Grafton Mesa is the descent that ends at a ghost town. The upper trailhead sits on a mesa above Rockville, the trail drops 1,400 feet through rocky switchbacks and exposed traverses, and spits riders out at the cottonwoods of Grafton — the same Grafton where *Butch Cassidy and the Sundance Kid* shot the bicycle scene in 1969. Most riders self-shuttle with two vehicles, leaving one at the ghost town and driving the other up the Smithsonian-Bureau road to the rim.
The Grafton drop-in
The signature feature is the upper drop — a sequence of rocky switchbacks off the mesa rim where the trail tips over the edge and commits to the descent. Locals call it the Grafton drop-in, and it is the part of the trail that earns the black rating. It is rideable for strong intermediate-to-advanced riders, and walked by most everyone else. The exposure is real but not catastrophic; a slip means scrapes and a damaged front tire, not a long fall.
The cottonwoods at the bottom
The descent ends at the Grafton ghost town, which is one of the most photographed spots in southern Utah — a row of pioneer-era stone houses and a wood-frame schoolhouse against the red cliffs of the Vermilion-toned bench above the Virgin River. The cottonwoods that line the Smithsonian-Bureau access road are the ones in every Grafton photograph. Riders who finish the trail in good light often spend twenty minutes at the ghost town before driving the road back to Rockville.
What the shuttle costs in time
The Smithsonian-Bureau road from Rockville to the upper trailhead is a graded dirt road that takes about thirty minutes one way. The standard self-shuttle is to drive both vehicles up, ride the descent, then carpool back to retrieve the upper vehicle — about 90 minutes of vehicle time per ride. Over the Edge Sports in Hurricane occasionally runs Grafton shuttles for groups; call to confirm.

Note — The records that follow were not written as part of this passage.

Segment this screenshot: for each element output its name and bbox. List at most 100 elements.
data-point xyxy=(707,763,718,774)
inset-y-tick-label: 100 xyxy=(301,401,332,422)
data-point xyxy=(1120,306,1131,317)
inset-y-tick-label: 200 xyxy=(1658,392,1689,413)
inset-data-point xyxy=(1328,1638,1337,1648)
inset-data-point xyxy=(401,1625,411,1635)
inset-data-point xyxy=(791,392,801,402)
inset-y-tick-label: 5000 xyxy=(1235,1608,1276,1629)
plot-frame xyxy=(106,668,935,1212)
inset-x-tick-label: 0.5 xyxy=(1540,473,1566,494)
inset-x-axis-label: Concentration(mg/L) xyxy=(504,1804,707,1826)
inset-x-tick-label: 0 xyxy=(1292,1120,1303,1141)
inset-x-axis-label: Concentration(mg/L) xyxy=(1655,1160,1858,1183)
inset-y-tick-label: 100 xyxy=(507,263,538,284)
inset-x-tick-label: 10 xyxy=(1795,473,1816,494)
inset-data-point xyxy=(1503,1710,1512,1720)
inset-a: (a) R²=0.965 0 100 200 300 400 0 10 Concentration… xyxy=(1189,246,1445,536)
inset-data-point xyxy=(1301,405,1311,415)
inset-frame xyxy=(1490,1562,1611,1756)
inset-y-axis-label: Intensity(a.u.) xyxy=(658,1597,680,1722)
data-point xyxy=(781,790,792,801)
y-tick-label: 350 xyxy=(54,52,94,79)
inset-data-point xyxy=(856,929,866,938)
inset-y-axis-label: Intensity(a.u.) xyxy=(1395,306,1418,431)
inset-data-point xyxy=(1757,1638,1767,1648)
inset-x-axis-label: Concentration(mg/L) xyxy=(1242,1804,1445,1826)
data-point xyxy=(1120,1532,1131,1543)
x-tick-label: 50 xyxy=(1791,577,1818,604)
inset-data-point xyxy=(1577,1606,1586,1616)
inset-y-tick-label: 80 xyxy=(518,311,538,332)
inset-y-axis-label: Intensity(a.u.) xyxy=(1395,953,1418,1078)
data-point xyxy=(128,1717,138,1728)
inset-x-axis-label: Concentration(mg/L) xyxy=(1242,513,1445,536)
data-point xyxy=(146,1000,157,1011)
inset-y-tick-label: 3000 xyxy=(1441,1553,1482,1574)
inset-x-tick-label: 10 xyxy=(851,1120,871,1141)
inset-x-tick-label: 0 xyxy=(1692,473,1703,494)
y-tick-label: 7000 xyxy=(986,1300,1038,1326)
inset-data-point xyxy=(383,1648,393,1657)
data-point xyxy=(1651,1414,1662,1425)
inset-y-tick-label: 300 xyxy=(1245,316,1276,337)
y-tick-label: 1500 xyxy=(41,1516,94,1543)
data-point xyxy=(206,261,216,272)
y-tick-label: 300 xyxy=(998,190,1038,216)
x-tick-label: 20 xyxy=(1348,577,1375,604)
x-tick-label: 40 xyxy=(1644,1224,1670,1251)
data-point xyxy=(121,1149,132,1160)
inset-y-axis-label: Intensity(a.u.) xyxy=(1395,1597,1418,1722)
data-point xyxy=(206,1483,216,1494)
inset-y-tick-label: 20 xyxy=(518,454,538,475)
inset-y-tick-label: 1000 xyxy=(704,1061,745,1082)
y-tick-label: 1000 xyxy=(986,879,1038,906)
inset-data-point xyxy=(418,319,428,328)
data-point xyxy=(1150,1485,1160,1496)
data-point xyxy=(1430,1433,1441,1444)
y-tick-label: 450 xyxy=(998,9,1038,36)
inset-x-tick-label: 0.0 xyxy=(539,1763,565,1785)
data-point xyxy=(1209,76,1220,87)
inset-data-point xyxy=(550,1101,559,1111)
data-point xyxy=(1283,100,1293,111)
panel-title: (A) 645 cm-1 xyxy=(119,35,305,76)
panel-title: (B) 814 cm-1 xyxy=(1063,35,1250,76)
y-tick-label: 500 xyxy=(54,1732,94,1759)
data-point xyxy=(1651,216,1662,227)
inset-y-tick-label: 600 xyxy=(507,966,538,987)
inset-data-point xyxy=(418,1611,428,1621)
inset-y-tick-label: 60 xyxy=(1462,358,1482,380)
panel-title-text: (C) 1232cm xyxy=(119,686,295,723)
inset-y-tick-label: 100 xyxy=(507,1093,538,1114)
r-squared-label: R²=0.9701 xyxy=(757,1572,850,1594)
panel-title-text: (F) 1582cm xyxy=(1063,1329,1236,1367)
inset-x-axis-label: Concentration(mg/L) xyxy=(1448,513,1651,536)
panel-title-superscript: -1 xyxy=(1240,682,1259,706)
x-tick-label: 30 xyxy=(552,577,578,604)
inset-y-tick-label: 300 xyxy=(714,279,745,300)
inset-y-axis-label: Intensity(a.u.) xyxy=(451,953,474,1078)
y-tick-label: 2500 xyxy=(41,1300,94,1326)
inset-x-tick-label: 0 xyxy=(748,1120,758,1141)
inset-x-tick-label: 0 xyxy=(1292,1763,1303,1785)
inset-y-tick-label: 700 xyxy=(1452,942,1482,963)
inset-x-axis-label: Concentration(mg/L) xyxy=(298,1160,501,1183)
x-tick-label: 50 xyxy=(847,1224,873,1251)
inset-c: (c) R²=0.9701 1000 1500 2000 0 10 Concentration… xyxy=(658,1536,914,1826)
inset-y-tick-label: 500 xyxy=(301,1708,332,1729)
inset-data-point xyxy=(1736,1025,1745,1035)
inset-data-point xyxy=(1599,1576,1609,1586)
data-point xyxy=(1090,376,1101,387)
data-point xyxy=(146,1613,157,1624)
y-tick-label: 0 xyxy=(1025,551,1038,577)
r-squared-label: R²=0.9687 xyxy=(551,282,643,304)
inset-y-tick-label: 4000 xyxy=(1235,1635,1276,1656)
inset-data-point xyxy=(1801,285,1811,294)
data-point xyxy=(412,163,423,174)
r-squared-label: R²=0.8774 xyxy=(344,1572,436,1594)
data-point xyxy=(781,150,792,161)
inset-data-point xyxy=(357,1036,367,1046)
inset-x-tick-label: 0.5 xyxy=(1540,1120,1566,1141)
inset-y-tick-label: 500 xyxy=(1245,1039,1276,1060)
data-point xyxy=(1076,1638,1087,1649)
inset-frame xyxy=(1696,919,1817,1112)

Where Grafton sits in the 435
Grafton Mesa is one of the few trails in Washington County where the historical setting is as much the destination as the trail. Riders end the day at a ghost town that pre-dates the Mormon settlement of St. George by only a few years, on a piece of BLM-protected ground inside a county more often known for its red-rock recreation than its pioneer history. The trail rewards riders who treat the descent and the ghost town as one continuous experience.